In conclusion the research data obtained on the frequency and severity of injury as a result of a mountain biking accident varies widely depending on the population surveyed, the research design and the definitional criteria for injury cases. Using a retrospective design Chow et. al. (1993) found that 84 per cent of recreational mountain bike club members had received an injury in the preceding year. Using a similar methodology Kronisch and Rubin (1994) found a comparable injury rate of 85.7 per cent among competitive mountain bike club members. Among a select sample of competitive racers, Pfeiffer found injury rates of 90.5 per cent (Pfeiffer, 1993) and 88.5 per cent (Pfeiffer, 1994). Among observational studies at particular events and employing a stricter criteria of injury, Kronisch et. al. (1996) and Pfeiffer (Unpublished, 1995) reported injuries (as a percentage of overall race starters) of 0.40 per cent and 0.45 per cent respectively.

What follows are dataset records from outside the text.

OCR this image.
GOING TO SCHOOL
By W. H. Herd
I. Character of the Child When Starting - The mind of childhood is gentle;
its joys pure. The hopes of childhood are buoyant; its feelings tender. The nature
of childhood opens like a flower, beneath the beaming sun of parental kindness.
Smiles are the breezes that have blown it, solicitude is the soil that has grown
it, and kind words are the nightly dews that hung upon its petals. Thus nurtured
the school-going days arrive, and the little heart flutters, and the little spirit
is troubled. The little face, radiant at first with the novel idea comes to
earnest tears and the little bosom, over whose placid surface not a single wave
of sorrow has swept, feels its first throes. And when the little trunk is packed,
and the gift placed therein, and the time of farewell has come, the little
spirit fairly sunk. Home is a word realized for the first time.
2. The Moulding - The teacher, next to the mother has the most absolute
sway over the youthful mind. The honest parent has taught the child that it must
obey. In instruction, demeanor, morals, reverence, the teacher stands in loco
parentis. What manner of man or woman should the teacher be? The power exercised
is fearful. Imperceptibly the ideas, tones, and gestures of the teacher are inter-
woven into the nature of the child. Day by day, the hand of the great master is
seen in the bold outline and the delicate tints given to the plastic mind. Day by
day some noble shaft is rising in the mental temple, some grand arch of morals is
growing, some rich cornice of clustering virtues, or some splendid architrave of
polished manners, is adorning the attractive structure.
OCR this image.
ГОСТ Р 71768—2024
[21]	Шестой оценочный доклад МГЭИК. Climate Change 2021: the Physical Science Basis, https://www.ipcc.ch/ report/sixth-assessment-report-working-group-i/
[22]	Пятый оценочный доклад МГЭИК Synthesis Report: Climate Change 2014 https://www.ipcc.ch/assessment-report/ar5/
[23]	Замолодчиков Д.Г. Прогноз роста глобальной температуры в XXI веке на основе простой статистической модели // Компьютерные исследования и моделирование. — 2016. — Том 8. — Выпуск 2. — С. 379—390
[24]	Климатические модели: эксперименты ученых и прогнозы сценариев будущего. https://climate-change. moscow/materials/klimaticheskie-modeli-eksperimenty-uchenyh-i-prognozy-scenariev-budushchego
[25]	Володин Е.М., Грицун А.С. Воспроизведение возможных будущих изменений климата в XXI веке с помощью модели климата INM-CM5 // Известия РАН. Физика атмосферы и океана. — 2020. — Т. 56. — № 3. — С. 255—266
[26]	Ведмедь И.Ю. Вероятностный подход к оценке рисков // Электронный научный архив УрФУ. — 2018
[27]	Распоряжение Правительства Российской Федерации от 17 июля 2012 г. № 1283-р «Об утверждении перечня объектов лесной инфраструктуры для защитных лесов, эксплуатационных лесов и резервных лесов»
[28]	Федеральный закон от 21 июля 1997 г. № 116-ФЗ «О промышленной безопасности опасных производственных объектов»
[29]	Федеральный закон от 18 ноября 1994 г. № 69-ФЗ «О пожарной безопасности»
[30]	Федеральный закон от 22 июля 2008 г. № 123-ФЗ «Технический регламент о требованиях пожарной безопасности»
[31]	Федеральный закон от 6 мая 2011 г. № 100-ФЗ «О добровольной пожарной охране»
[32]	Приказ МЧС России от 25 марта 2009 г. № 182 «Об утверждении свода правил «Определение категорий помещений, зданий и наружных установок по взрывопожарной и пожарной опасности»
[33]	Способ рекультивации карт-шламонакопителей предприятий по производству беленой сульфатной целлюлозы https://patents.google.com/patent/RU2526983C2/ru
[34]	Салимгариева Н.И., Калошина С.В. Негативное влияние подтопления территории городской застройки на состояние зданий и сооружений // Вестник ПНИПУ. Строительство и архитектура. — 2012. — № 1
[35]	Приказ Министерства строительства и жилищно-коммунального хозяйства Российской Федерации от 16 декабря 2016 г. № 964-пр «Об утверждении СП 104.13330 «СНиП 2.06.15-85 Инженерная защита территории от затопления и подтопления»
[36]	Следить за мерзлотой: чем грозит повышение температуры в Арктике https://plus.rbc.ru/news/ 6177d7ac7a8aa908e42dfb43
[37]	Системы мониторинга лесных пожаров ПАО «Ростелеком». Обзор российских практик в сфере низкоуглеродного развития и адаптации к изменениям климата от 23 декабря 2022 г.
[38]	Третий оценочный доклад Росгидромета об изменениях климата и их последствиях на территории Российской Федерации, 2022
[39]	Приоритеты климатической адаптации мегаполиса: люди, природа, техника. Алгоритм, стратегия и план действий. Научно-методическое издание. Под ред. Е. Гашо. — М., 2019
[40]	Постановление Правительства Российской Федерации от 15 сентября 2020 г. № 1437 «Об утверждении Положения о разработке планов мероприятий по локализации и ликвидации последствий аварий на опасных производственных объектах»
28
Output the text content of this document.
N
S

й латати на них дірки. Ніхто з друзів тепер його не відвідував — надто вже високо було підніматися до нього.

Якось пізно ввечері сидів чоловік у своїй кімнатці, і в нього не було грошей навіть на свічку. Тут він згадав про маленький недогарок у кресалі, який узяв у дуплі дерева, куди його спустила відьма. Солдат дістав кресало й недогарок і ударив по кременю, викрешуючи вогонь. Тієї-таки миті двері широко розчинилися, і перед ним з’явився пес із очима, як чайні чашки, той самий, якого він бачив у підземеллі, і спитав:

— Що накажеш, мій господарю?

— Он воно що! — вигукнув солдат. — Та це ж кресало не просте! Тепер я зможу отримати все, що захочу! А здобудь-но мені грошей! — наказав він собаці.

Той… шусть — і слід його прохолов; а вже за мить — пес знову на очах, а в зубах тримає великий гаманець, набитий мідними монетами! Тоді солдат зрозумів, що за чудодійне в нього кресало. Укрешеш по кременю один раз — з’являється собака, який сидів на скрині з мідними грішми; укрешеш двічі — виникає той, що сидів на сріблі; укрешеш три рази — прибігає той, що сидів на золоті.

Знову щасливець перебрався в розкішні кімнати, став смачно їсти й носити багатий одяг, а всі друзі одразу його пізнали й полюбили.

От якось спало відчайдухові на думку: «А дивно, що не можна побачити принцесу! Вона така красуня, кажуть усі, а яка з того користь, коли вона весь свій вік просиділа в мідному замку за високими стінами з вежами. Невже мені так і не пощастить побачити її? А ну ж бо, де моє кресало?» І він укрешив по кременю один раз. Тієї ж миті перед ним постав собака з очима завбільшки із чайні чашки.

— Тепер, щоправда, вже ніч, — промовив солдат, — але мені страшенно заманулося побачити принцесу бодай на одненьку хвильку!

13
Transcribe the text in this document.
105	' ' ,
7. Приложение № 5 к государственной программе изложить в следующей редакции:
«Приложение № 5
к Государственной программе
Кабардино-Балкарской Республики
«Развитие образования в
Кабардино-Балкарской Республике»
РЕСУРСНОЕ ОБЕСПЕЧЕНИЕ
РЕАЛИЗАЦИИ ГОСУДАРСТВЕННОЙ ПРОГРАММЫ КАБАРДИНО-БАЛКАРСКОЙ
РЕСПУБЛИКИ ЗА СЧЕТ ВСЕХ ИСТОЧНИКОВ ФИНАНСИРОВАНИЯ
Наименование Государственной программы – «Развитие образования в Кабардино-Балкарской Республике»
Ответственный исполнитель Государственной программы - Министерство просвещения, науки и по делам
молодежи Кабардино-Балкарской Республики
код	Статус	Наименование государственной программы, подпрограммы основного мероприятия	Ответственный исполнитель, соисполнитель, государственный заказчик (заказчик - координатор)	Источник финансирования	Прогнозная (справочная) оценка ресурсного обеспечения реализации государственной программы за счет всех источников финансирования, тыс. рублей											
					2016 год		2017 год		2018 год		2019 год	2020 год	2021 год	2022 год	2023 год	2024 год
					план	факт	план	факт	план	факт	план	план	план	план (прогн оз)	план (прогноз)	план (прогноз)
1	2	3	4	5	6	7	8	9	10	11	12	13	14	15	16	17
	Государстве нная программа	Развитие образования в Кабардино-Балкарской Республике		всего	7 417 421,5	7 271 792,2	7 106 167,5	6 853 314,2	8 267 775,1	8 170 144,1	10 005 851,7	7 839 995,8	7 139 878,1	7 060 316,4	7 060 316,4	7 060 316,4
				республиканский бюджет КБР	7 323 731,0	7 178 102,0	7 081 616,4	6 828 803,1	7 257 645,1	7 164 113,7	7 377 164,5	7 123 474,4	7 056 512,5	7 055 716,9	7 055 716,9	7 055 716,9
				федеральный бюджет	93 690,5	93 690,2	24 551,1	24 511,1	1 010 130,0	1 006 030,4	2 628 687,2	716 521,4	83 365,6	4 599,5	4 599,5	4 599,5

There is considerable evidence to support the notion that downhill mountain biking is considerably more dangerous than cross-country mountain biking. The vast majority of injuries appear to be sustained when riders are negotiating either a downhill course or a downhill section of a course. It would thus be expected that exponents of the mountain biking discipline of downhill racing will report significantly more injuries than their cross-country counterparts. The current study provides epidemiological research on the prevalence and severity of injuries sustained by both downhill and cross-country mountain bikers. It also investigates the contribution of the personality characteristic of sensation seeking towards involvement in a variety of risky behaviours.